I want to list the names and durations of all videos in a folder and its subfolders using Excel VBA.   From the code below I can get the duration of video files, but I can't exclude all other files. This gives me a list of all the file names, which I don't need. Also I am failing to loop through subfolders.

What I want to acheive is for the macro to loop through all subfolders in the the given root folder and list only video names and duration in coloumns A and B.

Some help with this is truly appreciated.

Option Explicit

Dim i As Long, SourceFldr
Dim c As Range, rng As Range
Dim sFile As Variant
Dim oWSHShell As Object
Dim WS As Worksheet
Dim lRow As Long

Sub GetDuration()

    Dim fldr As FileDialog
    Set fldr = Application.FileDialog(msoFileDialogFolderPicker)
    Set oWSHShell = CreateObject("WScript.Shell")

    With fldr
        .Title = "Select a Source Folder"
        .AllowMultiSelect = False
        .InitialFileName = oWSHShell.SpecialFolders("Desktop")
        If .Show <> -1 Then GoTo NextCode
        SourceFldr = .SelectedItems(1)
    End With

    Dim oShell: Set oShell = CreateObject("Shell.Application")
    Dim oDir:   Set oDir = oShell.Namespace(SourceFldr)
        i = ActiveSheet.Range("A" & Rows.Count).End(xlUp).Row + 1
            For Each sFile In oDir.Items
                Cells(i, 1).Value = oDir.GetDetailsOf(sFile, 0)   'File Name
                Cells(i, 2).Value = oDir.GetDetailsOf(sFile, 27)   'File Lenght
            i = i + 1
     Next sFile

    Set oDir = Nothing
    Set oShell = Nothing

End Sub


04 Dec 17 at 16:42

I'm not going to give an answer, but wlll give some hints.

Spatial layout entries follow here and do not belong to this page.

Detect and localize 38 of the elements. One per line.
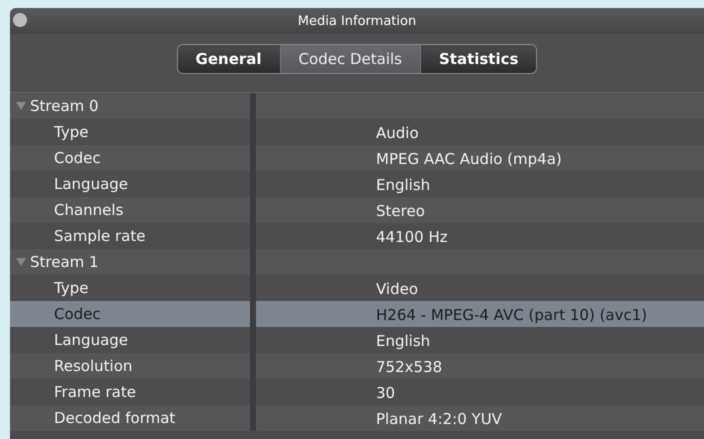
property-value: 752x538	[376, 358, 442, 376]
tab[interactable]: General	[178, 45, 281, 73]
disclosure-triangle-icon[interactable]	[16, 258, 26, 266]
close-icon[interactable]	[13, 13, 27, 27]
stream-row[interactable]: Stream 0	[10, 93, 704, 119]
property-row[interactable]: Decoded format Planar 4:2:0 YUV	[10, 405, 704, 431]
disclosure-triangle-icon[interactable]	[16, 102, 26, 110]
property-value: 44100 Hz	[376, 228, 448, 246]
property-name: Sample rate	[53, 227, 146, 245]
property-value: 30	[376, 384, 396, 402]
property-name: Language	[53, 175, 128, 193]
property-name: Type	[53, 123, 88, 141]
property-value: MPEG AAC Audio (mp4a)	[376, 150, 562, 168]
property-row[interactable]: Resolution 752x538	[10, 353, 704, 379]
property-row[interactable]: Channels Stereo	[10, 197, 704, 223]
stream-label[interactable]: Stream 1	[30, 253, 99, 271]
property-value: English	[376, 176, 430, 194]
property-row[interactable]: Codec MPEG AAC Audio (mp4a)	[10, 145, 704, 171]
property-name: Language	[53, 331, 128, 349]
property-name: Codec	[53, 305, 101, 323]
property-value: H264 - MPEG-4 AVC (part 10) (avc1)	[376, 306, 648, 324]
property-row[interactable]: Codec H264 - MPEG-4 AVC (part 10) (avc1)	[10, 301, 704, 327]
property-name: Channels	[53, 201, 124, 219]
property-name: Codec	[53, 149, 101, 167]
property-value: Audio	[376, 124, 419, 142]
property-value: Video	[376, 280, 418, 298]
property-value: Stereo	[376, 202, 425, 220]
property-value: English	[376, 332, 430, 350]
stream-row[interactable]: Stream 1	[10, 249, 704, 275]
stream-label[interactable]: Stream 0	[30, 97, 99, 115]
property-name: Type	[53, 279, 88, 297]
property-name: Resolution	[53, 357, 132, 375]
property-name: Frame rate	[53, 383, 136, 401]
property-value: Planar 4:2:0 YUV	[376, 410, 502, 428]
property-name: Decoded format	[53, 409, 176, 427]
tab[interactable]: Statistics	[420, 45, 536, 73]
window-title: Media Information	[298, 14, 416, 28]
tab[interactable]: Codec Details	[280, 45, 421, 73]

You're making life hard for yourself by not referencing and using FileSystemObjects.  Please read the rest of this blog, and you should see that there's no need to create a complex shell application.  The other advantage of using file system objects is that you can create strongly-typed code (so when you type in the name of an object, for example, such as a file or folder, Intellisense will suggest all of its methods and properties).

In the same vein, avoid dimensioning anything as Object (be specific and say what sort of an object it is), and also avoid using CreateObject for the same reason.

To omit certain files you will need to have an IF condition testing whether the name of each file contains particular text, and to loop over subfolders you'll need to use recursion (again, this blog contains an example).

What I would do is read through this blog getting the examples to work.  When you've done this, go back to your code and edit it in line with what you've learnt!

Best of luck ... but please note that we won't enter into any more correspondence on this.